When progress bit its own ragged tail, it hurt, and to think they had to do this twice more before she could write the final story. “‘Question seven. Do you have a secret hunch about how you will die?’”

It was too easy, it was a closed question, he’d say no. Note to whoever wrote this, closed questions were junk.

He said, “No. And you’re planning on dying in your sleep at a ripe old age, in the great family tradition.”

Industrial espionage grade listening. She’d said that to him on the street last night. “Was that a cliché?”

He dismissed that with a quirk of his head. “Question eight. I can smell the end of this, it’s sweet, a rush.”

“Don’t mock me. And this is only part one.”

He closed his eyes, and slumped back in his chair. “Dear God.”

“‘Question eight. Name three things we appear to have in common.’”

He snapped them out. “Profession, place of employment, this ridiculous experiment.”

That about covered it.
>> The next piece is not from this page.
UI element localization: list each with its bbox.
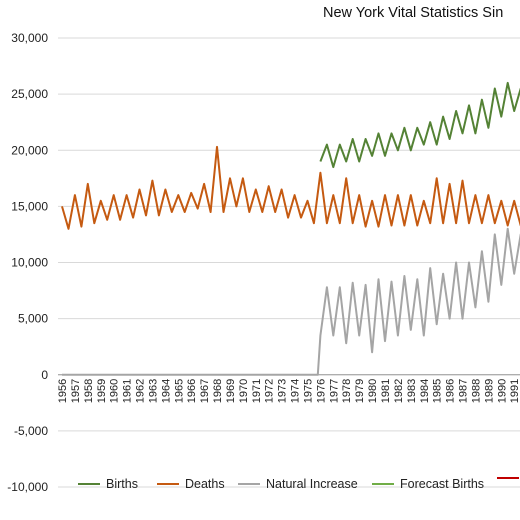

How the heck was she going to write this up? “You’re not being helpful.”

“Cute that you actually thought I might be.”

How could he kiss so warmly but be so stubbornly difficult to get along with? “Curmudgeon,” she muttered. Not a word she’d use to describe anyone else she’d ever met.
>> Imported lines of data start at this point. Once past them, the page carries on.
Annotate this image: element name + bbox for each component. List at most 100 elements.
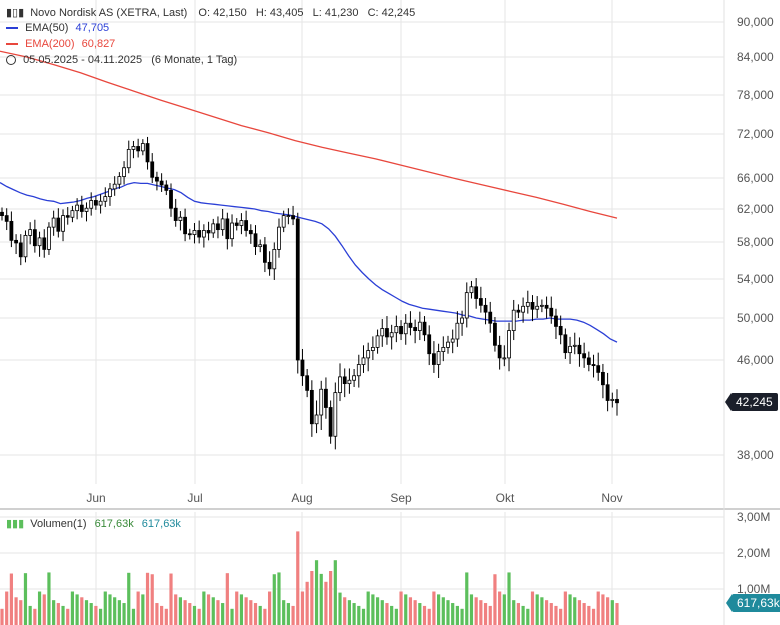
last-volume-badge: 617,63k (726, 594, 780, 612)
candle-body (150, 161, 155, 178)
volume-bar (122, 603, 126, 625)
volume-bar (267, 591, 272, 625)
candle-body (394, 325, 399, 334)
candle-body (586, 357, 591, 365)
low-label: L: (312, 7, 322, 19)
candle-body (197, 230, 202, 238)
volume-bar (474, 597, 478, 625)
volume-bar (131, 608, 136, 625)
volume-bar (33, 608, 37, 625)
volume-bar (178, 597, 182, 625)
volume-bar (587, 605, 591, 625)
volume-bar (211, 597, 215, 625)
volume-bar (441, 597, 445, 625)
candle-body (277, 226, 281, 250)
ema200-line (0, 50, 618, 219)
volume-bar (192, 605, 197, 625)
volume-bar (183, 600, 187, 625)
candle-body (253, 233, 258, 248)
candle-body (225, 218, 230, 240)
candle-body (98, 200, 103, 206)
candle-body (432, 353, 436, 365)
candle-body (464, 292, 469, 319)
y-tick-label: 58,000 (737, 235, 774, 249)
legend-ema50[interactable]: EMA(50) 47,705 (6, 22, 109, 34)
volume-bar (493, 574, 497, 625)
volume-bar (371, 594, 375, 625)
volume-bar (380, 600, 384, 625)
volume-bar (216, 600, 220, 625)
y-tick-label: 78,000 (737, 88, 774, 102)
volume-bar (258, 605, 262, 625)
volume-bar (399, 591, 403, 625)
candle-body (230, 222, 234, 240)
x-tick-label: Okt (496, 491, 515, 505)
candle-body (535, 305, 540, 310)
volume-bar (329, 571, 333, 625)
volume-bar (615, 603, 619, 625)
volume-bar (451, 603, 455, 625)
volume-bar (202, 591, 206, 625)
volume-bar (591, 608, 596, 625)
candle-body (272, 248, 277, 270)
volume-bar (324, 581, 328, 625)
volume-bar (75, 594, 79, 625)
volume-bar (80, 597, 84, 625)
candle-body (286, 215, 291, 218)
volume-bar (117, 600, 121, 625)
volume-bar (221, 603, 225, 625)
candle-body (539, 304, 544, 307)
volume-bar (141, 594, 145, 625)
candle-body (108, 188, 112, 198)
candle-body (319, 388, 324, 416)
volume-bar (361, 608, 366, 625)
close-label: C: (367, 7, 379, 19)
candle-body (187, 233, 192, 236)
x-tick-label: Sep (390, 491, 412, 505)
volume-bar (437, 594, 441, 625)
candle-body (460, 317, 464, 324)
candle-body (117, 176, 122, 185)
x-tick-label: Nov (601, 491, 622, 505)
legend-ema200[interactable]: EMA(200) 60,827 (6, 38, 115, 50)
volume-bar (9, 573, 13, 625)
candle-body (408, 322, 413, 328)
candle-body (178, 216, 183, 221)
candle-body (155, 176, 159, 182)
volume-bar (446, 600, 450, 625)
candle-body (56, 217, 61, 232)
volume-bar (516, 603, 521, 625)
volume-bar (277, 572, 281, 625)
volume-bar (338, 592, 342, 625)
candle-body (42, 237, 47, 250)
candle-body (455, 322, 460, 340)
candle-body (314, 414, 319, 425)
volume-bar (554, 605, 558, 625)
candle-body (37, 237, 42, 247)
volume-bar (282, 600, 286, 625)
candle-body (389, 332, 394, 338)
volume-bar (235, 591, 239, 625)
volume-bar (169, 573, 173, 625)
candle-body (591, 364, 596, 367)
candle-body (385, 328, 389, 338)
volume-bar (113, 597, 117, 625)
volume-bar (84, 600, 89, 625)
volume-bars-icon: ▮▮▮ (6, 518, 25, 530)
candle-body (47, 226, 51, 250)
legend-volume: ▮▮▮ Volumen(1) 617,63k 617,63k (6, 517, 181, 530)
volume-bar (300, 591, 305, 625)
candle-body (474, 286, 479, 299)
candle-body (159, 180, 164, 186)
volume-bar (249, 600, 253, 625)
volume-bar (573, 597, 577, 625)
candle-body (32, 229, 37, 247)
volume-bar (305, 581, 309, 625)
candle-body (417, 321, 422, 332)
volume-bar (42, 594, 46, 625)
candle-body (441, 346, 446, 352)
volume-bar (155, 603, 159, 625)
volume-bar (19, 600, 23, 625)
candle-body (601, 371, 605, 386)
“Never use a ten dollar word where a two dollar one will do, Honeywell.”

The only good thing about last night’s ravishing was that Jackson Dinkus Haley no longer intimidated her. He exasperated her, but he’d groaned into her skin and he’d cradled her head and he’d chased her tongue, and some of his forbidding nature, his aloof dominance, had dissolved in her mouth at about the same time as bruises from his fingers blossomed on her thigh. She was free to imagine him wearing standard tighty whities.

“Why did you agree to come?” She swept her arm out to indicate her notebook, the café.

“You guilted me into it.”

And now she wasn’t proud of it. “Guilted isn’t a word.”

“Language is a living thing. Did you have any trouble understanding what I meant?”

Ignoring that. “Question nine.” It was a disastrous question. “‘For what in your life do you feel the most grateful?’” He’d say for the fact this questionnaire is nearly done. “I’m grateful for the chance to be in the city.”

He eyed her speculatively. “What went wrong with your hometown life?”

“That’s not one of the questions?”

“No, but I’m interested. You left the sun and the birds and the bees for concrete and steel, swapped stars for neon for a reason.”